Atikarahmanda/Qwen3-4B-SFT-Multitask
Atikarahmanda/Qwen3-4B-SFT-Multitask is a 4 billion parameter Qwen3-based language model fine-tuned by Atikarahmanda for various Natural Language Processing tasks specifically in Bahasa Indonesia. This model specializes in sentiment analysis, justifier classification, and issue categorization, making it suitable for Indonesian-language text classification. It was fine-tuned using LoRA and has its adapter merged into the base weights, supporting a maximum sequence length of 2048 tokens.
Loading preview...
Model Overview
This model, Atikarahmanda/Qwen3-4B-SFT-Multitask, is a 4 billion parameter Qwen3-based language model developed by Atikarahmanda. It has been fine-tuned from aitf-kpm-ugm/Qwen3-4B-CPT-Base using LoRA (with r=64, alpha=128) and the adapter weights are merged into the base model. Its primary focus is on various NLP tasks specifically for Bahasa Indonesia.
Key Capabilities
- Sentiment Analysis: Classifies text into positive, neutral, or negative sentiment categories.

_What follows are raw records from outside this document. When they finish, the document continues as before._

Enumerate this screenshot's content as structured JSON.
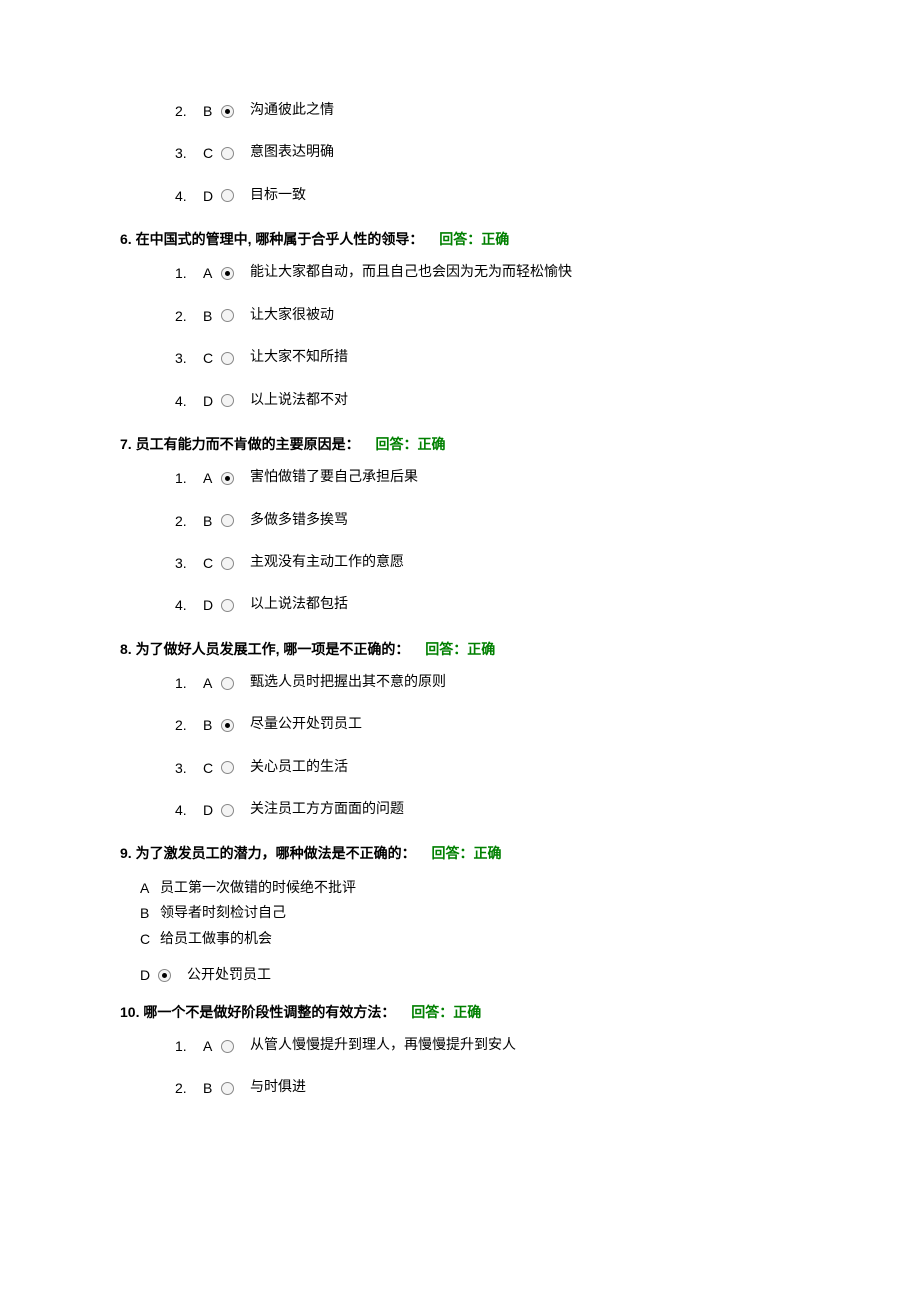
{
  "partial_q5": {
    "options": [
      {
        "num": "2.",
        "letter": "B",
        "selected": true,
        "text": "沟通彼此之情"
      },
      {
        "num": "3.",
        "letter": "C",
        "selected": false,
        "text": "意图表达明确"
      },
      {
        "num": "4.",
        "letter": "D",
        "selected": false,
        "text": "目标一致"
      }
    ]
  },
  "questions": [
    {
      "num": "6.",
      "text": "在中国式的管理中, 哪种属于合乎人性的领导：",
      "feedback": "回答：正确",
      "options": [
        {
          "num": "1.",
          "letter": "A",
          "selected": true,
          "text": "能让大家都自动，而且自己也会因为无为而轻松愉快"
        },
        {
          "num": "2.",
          "letter": "B",
          "selected": false,
          "text": "让大家很被动"
        },
        {
          "num": "3.",
          "letter": "C",
          "selected": false,
          "text": "让大家不知所措"
        },
        {
          "num": "4.",
          "letter": "D",
          "selected": false,
          "text": "以上说法都不对"
        }
      ]
    },
    {
      "num": "7.",
      "text": "员工有能力而不肯做的主要原因是：",
      "feedback": "回答：正确",
      "options": [
        {
          "num": "1.",
          "letter": "A",
          "selected": true,
          "text": "害怕做错了要自己承担后果"
        },
        {
          "num": "2.",
          "letter": "B",
          "selected": false,
          "text": "多做多错多挨骂"
        },
        {
          "num": "3.",
          "letter": "C",
          "selected": false,
          "text": "主观没有主动工作的意愿"
        },
        {
          "num": "4.",
          "letter": "D",
          "selected": false,
          "text": "以上说法都包括"
        }
      ]
    },
    {
      "num": "8.",
      "text": "为了做好人员发展工作, 哪一项是不正确的：",
      "feedback": "回答：正确",
      "options": [
        {
          "num": "1.",
          "letter": "A",
          "selected": false,
          "text": "甄选人员时把握出其不意的原则"
        },
        {
          "num": "2.",
          "letter": "B",
          "selected": true,
          "text": "尽量公开处罚员工"
        },
        {
          "num": "3.",
          "letter": "C",
          "selected": false,
          "text": "关心员工的生活"
        },
        {
          "num": "4.",
          "letter": "D",
          "selected": false,
          "text": "关注员工方方面面的问题"
        }
      ]
    }
  ],
  "q9": {
    "num": "9.",
    "text": "为了激发员工的潜力，哪种做法是不正确的：",
    "feedback": "回答：正确",
    "simple": [
      {
        "letter": "A",
        "text": "员工第一次做错的时候绝不批评"
      },
      {
        "letter": "B",
        "text": "领导者时刻检讨自己"
      },
      {
        "letter": "C",
        "text": "给员工做事的机会"
      }
    ],
    "radio_option": {
      "letter": "D",
      "selected": true,
      "text": "公开处罚员工"
    }
  },
  "q10": {
    "num": "10.",
    "text": "哪一个不是做好阶段性调整的有效方法：",
    "feedback": "回答：正确",
    "options": [
      {
        "num": "1.",
        "letter": "A",
        "selected": false,
        "text": "从管人慢慢提升到理人，再慢慢提升到安人"
      },
      {
        "num": "2.",
        "letter": "B",
        "selected": false,
        "text": "与时俱进"
      }
    ]
  }
}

- Justifier Classification: Determines if content is relevant (true/false).
- Issue Categorization: Classifies text into specific sub-category labels.
Technical Details
- Base Model:
aitf-kpm-ugm/Qwen3-4B-CPT-Base - Output Language: Bahasa Indonesia
- Chat Format: Alpaca
- Precision: bfloat16
- Max Sequence Length: 2048 tokens
- Training: 3 epochs, achieving a best validation loss of 0.3566 at step 2400.
Training Framework
The model was trained using Unsloth + TRL SFTTrainer with an AdamW 8-bit optimizer and a Cosine LR scheduler. It utilized an effective batch size of 48 and was configured to train on responses only.
Licensing
This model follows the Apache 2.0 license of its base model.